Deep generative models have produced realistic samples in a variety of domains, including image and audio. Video generation has recently emerged as the next issue for deep generative models, prompting a long line of research to learn video distribution.
Despite their efforts, there is still a big gap between large-scale real-world recordings and simulations. The intricacy of video signals, which are continuously coupled across spatiotemporal directions, contributes to the difficulty of video creation. Specifically, most previous works have modeled the video as a 3D grid of RGB values, i.e., a succession of 2D images, using discrete decoders such as convolutional or autoregressive networks. However, because of the cubic complexity, such discrete modeling limits the scalability of created movies and misses the intrinsic continuous temporal dynamics.
Meanwhile, a new paradigm for encoding continuous signals has emerged: implicit brain representations. INR (Implicit Neural Representations) converts a signal into a neural network that maps input coordinates to signal values, such as converting 2D image coordinates to RGB values. As a result, instead of discrete grid-wise signal values, INR amortizes the signal values of arbitrary coordinates into a compact neural representation, necessitating a large memory proportional to coordinate dimension and resolution. INRs have proven to be particularly effective at modeling complicated signals such as 3D scenes in this regard. INR also offers interesting qualities resulting from its compactness and consistency, such as reduced data memory and upsampling to arbitrary resolution.
INRs are used in several studies for generative modeling, which means that samples are generated using INRs. The generation performance of INR-based image generative adversarial networks, which generate images as INRs, is outstanding. They also praise INRs for their inherent inter-and extrapolation, any cost inference (controlling the quality-cost trade-off), and parallel computation, which requires a non-trivial adjustment to implement under other generative model designs.
Researchers at the Korea Advanced Institute of Science and Technology recently published a study that aims to create an INR-based (or implicit) video production model by reading videos as continuous signals. INRs compactly encode videos without 3D grids and intuitively model continuous Spatio-temporal dynamics, making this alternative viewpoint unexpectedly successful. While applying INRs to videos naively is already very effective, the team discovered that a sophisticated design of individually altering space and time improves video production greatly.
A unique INR-based GAN architecture for video creation, the dynamics-aware implicit generative adversarial network (DIGAN), is introduced. The concept is twofold:
Generator: The team offers a video generator based on INR that decomposes motion and content (image) data and includes temporal dynamics into motion features. To be more explicit, the generator promotes video temporal coherency by regulating motion feature variations with a lower temporal frequency and improving the expressive power of motions with an additional non-linear mapping. Furthermore, by conditioning a random motion vector to the content vector, the generator can make films with a variety of motions that all share the same initial frame.
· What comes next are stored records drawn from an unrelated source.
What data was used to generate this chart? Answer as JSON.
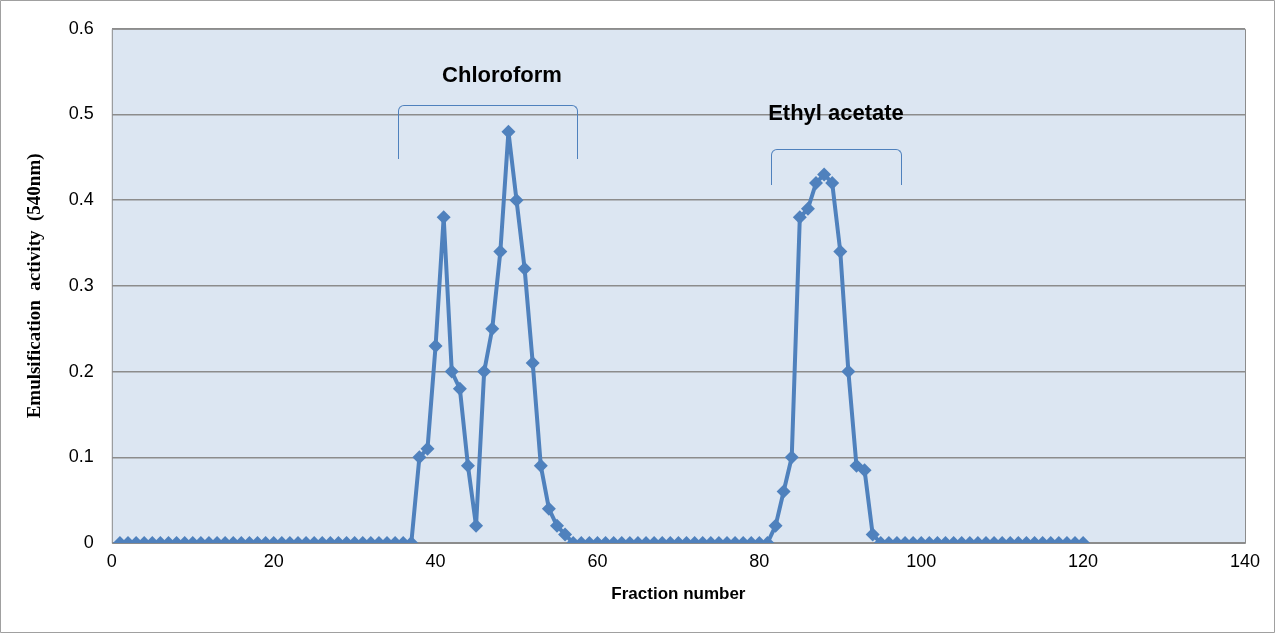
{
  "chart_data": {
    "type": "line",
    "xlabel": "Fraction number",
    "ylabel": "Emulsification  activity  (540nm)",
    "x": [
      1,
      2,
      3,
      4,
      5,
      6,
      7,
      8,
      9,
      10,
      11,
      12,
      13,
      14,
      15,
      16,
      17,
      18,
      19,
      20,
      21,
      22,
      23,
      24,
      25,
      26,
      27,
      28,
      29,
      30,
      31,
      32,
      33,
      34,
      35,
      36,
      37,
      38,
      39,
      40,
      41,
      42,
      43,
      44,
      45,
      46,
      47,
      48,
      49,
      50,
      51,
      52,
      53,
      54,
      55,
      56,
      57,
      58,
      59,
      60,
      61,
      62,
      63,
      64,
      65,
      66,
      67,
      68,
      69,
      70,
      71,
      72,
      73,
      74,
      75,
      76,
      77,
      78,
      79,
      80,
      81,
      82,
      83,
      84,
      85,
      86,
      87,
      88,
      89,
      90,
      91,
      92,
      93,
      94,
      95,
      96,
      97,
      98,
      99,
      100,
      101,
      102,
      103,
      104,
      105,
      106,
      107,
      108,
      109,
      110,
      111,
      112,
      113,
      114,
      115,
      116,
      117,
      118,
      119,
      120
    ],
    "series": [
      {
        "color": "#4f81bd",
        "values": [
          0,
          0,
          0,
          0,
          0,
          0,
          0,
          0,
          0,
          0,
          0,
          0,
          0,
          0,
          0,
          0,
          0,
          0,
          0,
          0,
          0,
          0,
          0,
          0,
          0,
          0,
          0,
          0,
          0,
          0,
          0,
          0,
          0,
          0,
          0,
          0,
          0,
          0.1,
          0.11,
          0.23,
          0.38,
          0.2,
          0.18,
          0.09,
          0.02,
          0.2,
          0.25,
          0.34,
          0.48,
          0.4,
          0.32,
          0.21,
          0.09,
          0.04,
          0.02,
          0.01,
          0,
          0,
          0,
          0,
          0,
          0,
          0,
          0,
          0,
          0,
          0,
          0,
          0,
          0,
          0,
          0,
          0,
          0,
          0,
          0,
          0,
          0,
          0,
          0,
          0,
          0.02,
          0.06,
          0.1,
          0.38,
          0.39,
          0.42,
          0.43,
          0.42,
          0.34,
          0.2,
          0.09,
          0.085,
          0.01,
          0,
          0,
          0,
          0,
          0,
          0,
          0,
          0,
          0,
          0,
          0,
          0,
          0,
          0,
          0,
          0,
          0,
          0,
          0,
          0,
          0,
          0,
          0,
          0,
          0,
          0
        ]
      }
    ],
    "xlim": [
      0,
      140
    ],
    "xticks": [
      0,
      20,
      40,
      60,
      80,
      100,
      120,
      140
    ],
    "ylim": [
      0,
      0.6
    ],
    "yticks": [
      {
        "value": 0,
        "label": "0"
      },
      {
        "value": 0.1,
        "label": "0.1"
      },
      {
        "value": 0.2,
        "label": "0.2"
      },
      {
        "value": 0.3,
        "label": "0.3"
      },
      {
        "value": 0.4,
        "label": "0.4"
      },
      {
        "value": 0.5,
        "label": "0.5"
      },
      {
        "value": 0.6,
        "label": "0.6"
      }
    ],
    "grid": "y",
    "marker": "diamond",
    "line_style": "solid",
    "legend": false,
    "annotations": [
      "Chloroform",
      "Ethyl acetate"
    ]
  }
}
Discriminator: Instead of a long sequence of images, the team presents a motion discriminator that efficiently detects abnormal motions from a pair of photographs (and their time difference). DIGAN’s motion discriminator is a 2D convolutional network, as opposed to previous research that used computationally intensive 3D convolutional networks to handle the full movie at once. Because INRs of videos can non-autoregressively synthesize strongly correlated frames at unpredictable periods, such an efficient discriminating approach is viable.
The main idea is to use implicit neural representations to directly model the films as continuous signals. The dynamics-aware implicit generative adversarial network (DIGAN) is an INR-based generative adversarial network for video production, according to the researchers. DIGAN expands implicit image GANs for video production by introducing temporal dynamics, inspired by the success of INR-based GANs for image synthesis.
The tests are carried out on datasets from UCF-101, Tai-ChiHD, Sky Time-lapse, and a meal class subset of Kinetics-600. Unless otherwise noted, all models are trained using 16 frame movies with a resolution of 128*128 pixels. To make motion more dynamic, researchers employ the consecutive 16 frames for UCF-101, Sky, and Kinetics-food, but stride 4 (i.e., skip three frames after the chosen frame) for TaiChi.
DIGAN can simulate unimodal and multimodal video distributions, such as Sky and TaiChi, as well as unimodal and multimodal videos like UCF-101 and Kinetics-food. DIGAN, in particular, is capable of producing complex multimodal videos. Furthermore, the results show that DIGAN outperforms previous work on all datasets, for example, improving the FVD of MoCoGAN-HD from 833 to 577 (+30.7 percent) on UCF-101. They point out that DIGAN’s Frechet inception distance, a statistic for image quality, is comparable to MoCoGAN-HD. As a result, DIGAN’s FVD benefits are due to improved dynamics modeling.
DIGAN is an implicit neural representation (INR)-based generative adversarial network (GAN) for video production that incorporates the temporal dynamics of videos, according to the researchers. Extensive testing confirmed DIGAN’s supremacy with a variety of fascinating features. The researchers believe their discovery will pave the way for future developments in video creation and INR research.
Nitish is a computer science undergraduate with keen interest in the field of deep learning. He has done various projects related to deep learning and closely follows the new advancements taking place in the field.